Guidonia – Le grane di Lombardo: il pasticciaccio del macrolotto (s)venduto dai 5Stelle costa 6 milioni di euro
GUIDONIA – Il dossier caldo (se non bollente) del macrolotto di proprietà comunale, un anno fa (s)venduto dai 5Stelle con procedura anomala a un misterioso fondo speculativo (la Kryalos Sgr Spa), tiene da settimane in ostaggio la maggioranza allargata del sindaco civico-politico Mauro Lombardo.
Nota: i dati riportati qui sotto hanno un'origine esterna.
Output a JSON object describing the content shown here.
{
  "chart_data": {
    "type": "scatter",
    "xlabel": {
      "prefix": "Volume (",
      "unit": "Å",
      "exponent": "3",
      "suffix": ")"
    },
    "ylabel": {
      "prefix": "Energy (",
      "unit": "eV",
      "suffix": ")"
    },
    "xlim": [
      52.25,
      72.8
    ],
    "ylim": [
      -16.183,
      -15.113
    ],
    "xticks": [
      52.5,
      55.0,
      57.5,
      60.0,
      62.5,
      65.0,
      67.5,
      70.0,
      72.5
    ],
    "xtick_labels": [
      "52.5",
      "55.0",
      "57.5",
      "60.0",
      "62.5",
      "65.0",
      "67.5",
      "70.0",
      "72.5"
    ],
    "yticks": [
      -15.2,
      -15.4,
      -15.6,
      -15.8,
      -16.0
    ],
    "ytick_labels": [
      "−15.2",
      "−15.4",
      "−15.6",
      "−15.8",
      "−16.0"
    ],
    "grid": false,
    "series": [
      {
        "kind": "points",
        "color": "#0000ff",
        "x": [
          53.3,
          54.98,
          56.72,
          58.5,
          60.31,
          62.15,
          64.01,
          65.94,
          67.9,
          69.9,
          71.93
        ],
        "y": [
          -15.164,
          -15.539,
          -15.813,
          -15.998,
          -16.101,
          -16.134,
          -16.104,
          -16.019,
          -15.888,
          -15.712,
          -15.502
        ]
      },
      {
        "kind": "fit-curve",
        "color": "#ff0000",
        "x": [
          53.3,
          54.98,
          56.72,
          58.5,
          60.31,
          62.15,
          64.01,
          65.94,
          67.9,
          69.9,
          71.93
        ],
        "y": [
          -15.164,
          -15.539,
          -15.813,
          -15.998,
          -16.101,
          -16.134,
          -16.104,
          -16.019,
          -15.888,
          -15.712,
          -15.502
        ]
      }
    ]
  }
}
La procedura di cessione delle aree è ferma al contratto preliminare di compravendita risalente al 2021. Mai conclusa davanti a un notaio. Nel frattempo, però, gli intoppi si sono moltiplicati, come le riunioni di palazzo. Ma tra i civici consiglieri comunali le posizioni su come e se perfezionare la procedura di dismissione divergono. Anche perché, la vicenda originaria di per sé già poco trasparente e alquanto controversa, nei mesi scorsi si è arricchita di nuovi capitoli. Come un atto di citazione in giudizio fatto pervenire al Comune di Guidonia Montecelio con accuse di multiple violazioni di legge e una richiesta di risarcimento record: oltre 6 milioni di euro, di cui 1.130.262,56 imputabile interamente alla condotta dell’ex giunta stellata, del fu sindaco Michel Barbet, della maggioranza monocolore che approvò in consiglio comunale gli atti propedeutici alla cessione del macrolotto.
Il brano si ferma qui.